Here’s how homeowners stand going into 2013:
Canadians are Financially Fit
The review finds Canadian are financially fit heading into 2013. Fewer homeowners are behind on their mortgage, the rate of Canadian residential mortgages that were three months or more in arrears declined from 0.41 per cent in 2011 to 0.36 per cent in the first half of 2012.
Canadians are Richer (Really!)
The net worth of Canadian households increased in 2011, with inflation-adjusted per capita net worth about $7,000 higher than prior to the recession. This means more Canadians are paying down their debt and borrowing more responsibly.
More Construction and Renovation Underway
Canadians love to update their homes and this year was no different as renovation spending in Canada grew three per cent in 2011 to $43.8 billion. For those looking into move into something brand new there are more options as well, Housing starts in Canada rose 2.1 per cent in 2011 and were above the long-term average at 194,000 units. This is expected to continue into 2013.
Home Prices are Safe
Since the financial crisis in 2008 that collapsed the U.S. real estate market, speculation has pointed to a correction coming our way as well. That has yet to happen. I think the moderation in prices we are seeing now IS the only correction we will see. When interest rates rise, home prices are bound to soften, but not at the accelerated rate that some economists had predicted before.

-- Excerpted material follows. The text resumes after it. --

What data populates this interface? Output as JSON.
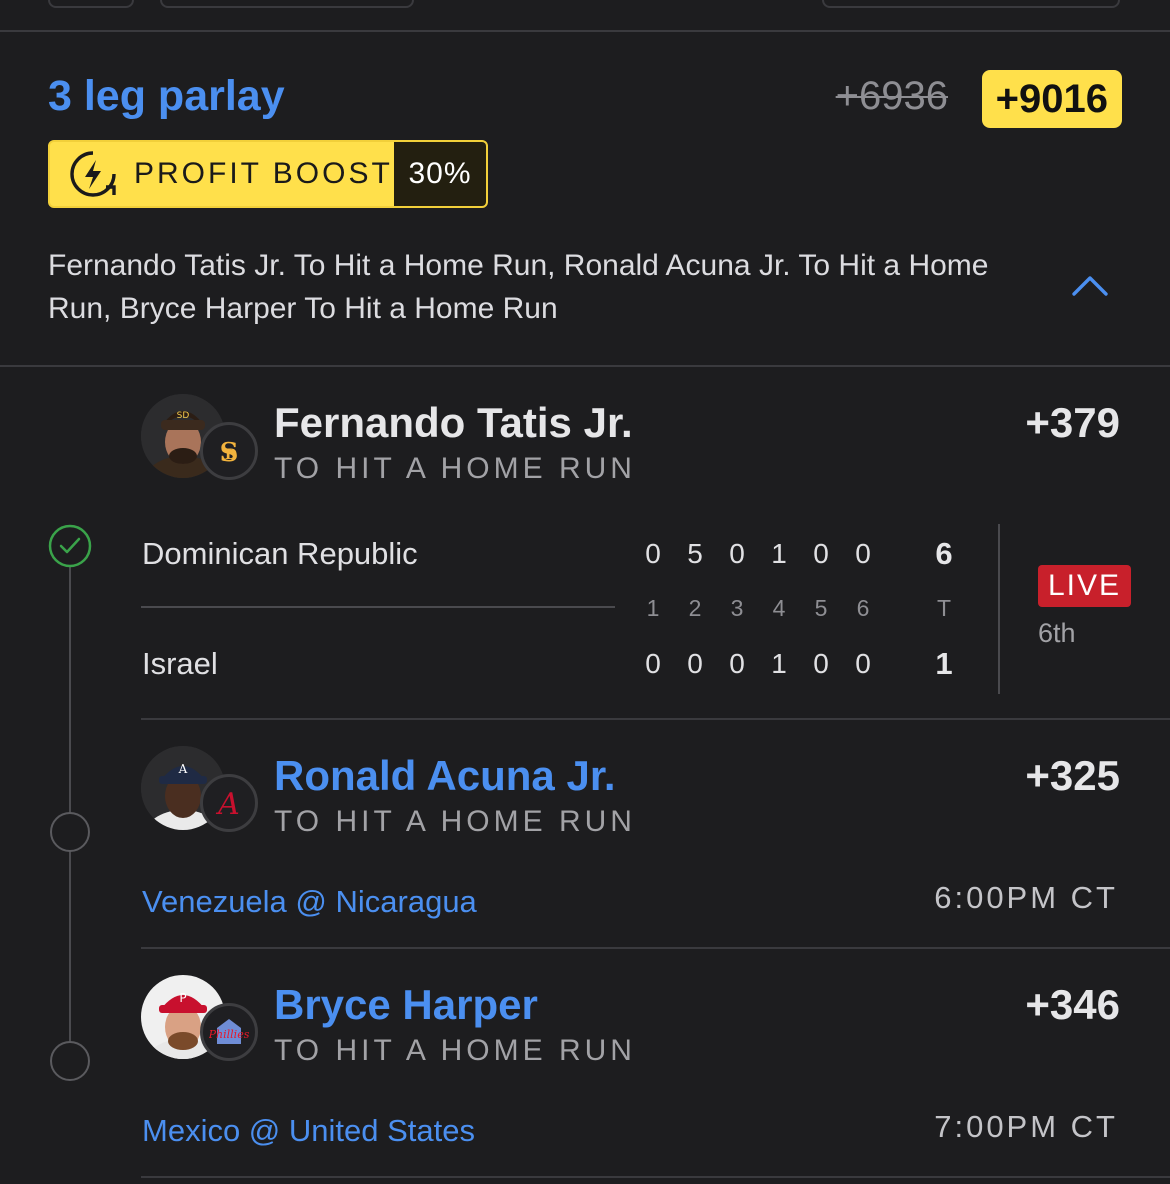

Homes Sales To Be Flat This Year
The RE/MAX Housing Market Outlook 2013 examines trends and developments in 26 major markets across the country. It expects the value of houses nationally this year to be flat compared to last year. This can be seen as a relief to homeowners, economist only two years ago were expecting the Canadian housing market, particularly the condo market, to plummet by 20 per cent.
Thinking of Buying?
If you are looking to buy you may benefit by waiting until after the busy spring season, when most real estate transactions take place. If prices remain flat over the year, buyers may be in a better position to negotiate with homeowners who are eager to sell their homes that have been on the market for an extended period of time.